There are more than 7 billion people on earth; each one with his or her own language and culture, history and customs. Nevertheless, we are all part of the same species – anatomical modern man or Homo sapiens. Once upon a time, thousands of years ago, this was not the case. Apart from our direct ancestors, other types of hominoid (human-like people) lived on earth at the same time, such as Homo neanderthalensis and Homo naledi (click here to see the article ‘A new addition to the human family’).

Research into these species, our forebears, is difficult because they lived so long ago that all tangible evidence of their existence, such as tools and fossils, has disappeared. For that reason many questions remain unanswered. How did these different species develop? Where and when did they die out? Did members of the different species meet each other or even perhaps live together? From which species do we – modern man – actually descend?
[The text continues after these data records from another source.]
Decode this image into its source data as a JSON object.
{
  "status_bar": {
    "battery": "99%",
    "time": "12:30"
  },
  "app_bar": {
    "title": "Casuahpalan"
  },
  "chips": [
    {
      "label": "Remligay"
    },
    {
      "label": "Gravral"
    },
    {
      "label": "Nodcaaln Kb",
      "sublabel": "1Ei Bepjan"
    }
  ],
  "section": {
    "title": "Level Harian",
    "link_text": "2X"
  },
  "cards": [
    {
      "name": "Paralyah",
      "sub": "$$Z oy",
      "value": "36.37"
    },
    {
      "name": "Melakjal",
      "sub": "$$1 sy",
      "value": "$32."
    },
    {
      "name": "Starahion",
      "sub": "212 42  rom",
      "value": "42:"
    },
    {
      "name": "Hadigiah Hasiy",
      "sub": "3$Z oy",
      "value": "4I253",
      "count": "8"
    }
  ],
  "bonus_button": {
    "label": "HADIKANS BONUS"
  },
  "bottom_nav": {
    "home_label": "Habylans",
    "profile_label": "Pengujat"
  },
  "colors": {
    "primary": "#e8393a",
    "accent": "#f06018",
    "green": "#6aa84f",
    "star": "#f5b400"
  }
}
Illustration: schematic representation of three DNA molecules.

DNA research

Research into earlier ages is not completely impossible and scientists are continually inventing new and creative ways to carry out such research. By using DNA, for example. DNA is a large molecule which is found in all human cells and carries hereditary information. DNA can also be found in fossilised remains such as bones and teeth. Frequently, this DNA has partly or completely disappeared in the course of time through exposure to influences such as very high or low temperatures and too much damp. In such cases the DNA is often very difficult to decipher. Nevertheless, DNA examination of fossil finds can provide valuable information about things like the sex of a skeleton, family relationships or migratory patterns.

Research using glycans

Recent study has shown that another type of molecule is also an interesting candidate for research into our ancestors (Bergfeld, 2017). This refers to complex ‘sugar chains’, known as glycans, which are found on the surface of cells and control the contact between cells and their surroundings in the body.

Photo : part of the upper jaw of Australopithecus anamensis, a primitive hominoid, found in Allia Bay, Kenya. [source: Science daily – credit: photo courtesy of Meave Leakey, PhD.]

Changes in genetic material

Long before our own time, apes and hominoids had the same glycans on their cells (Buschman, 2017). The more prosaic name for these specific glycans is ‘Neu5Gc’. Sometime around 2 to 3 million years ago a change occurred in the genetic material of our ancestors, a mutation, whereby the Neu5Gc glycans could no longer be produced. As a result, modern man does not produce these glycans. So the presence or absence of these glycans in fossils of hominoids can be an indication of a direct relationship with modern man.

An essential condition is that the fossils contain the glycans. Neu5Gc. This seems not to be the case, but there is another substance found in fossils, called ‘Gc-CS’, which is created when glycans breakdown. Researchers have demonstrated this in the remains of a 4 million year old animal fossil (Bergfeld et. al. 2017). This opens up an exciting new direction for research, namely the hunt for Gc-CS in hominoid fossils.


Bergfeld, A.K. (2017). N-glycolyl groups of nonhuman chondroitin sulphates survive in ancient fossils. Proceedings of the National Academy of Sciences, 11 Sept. 2017.

Buschman, H. (2017). When ancient fossil DNA isn’t available, ancient glycans may help trace human evolution. Science Daily, 11 Sept. 2017.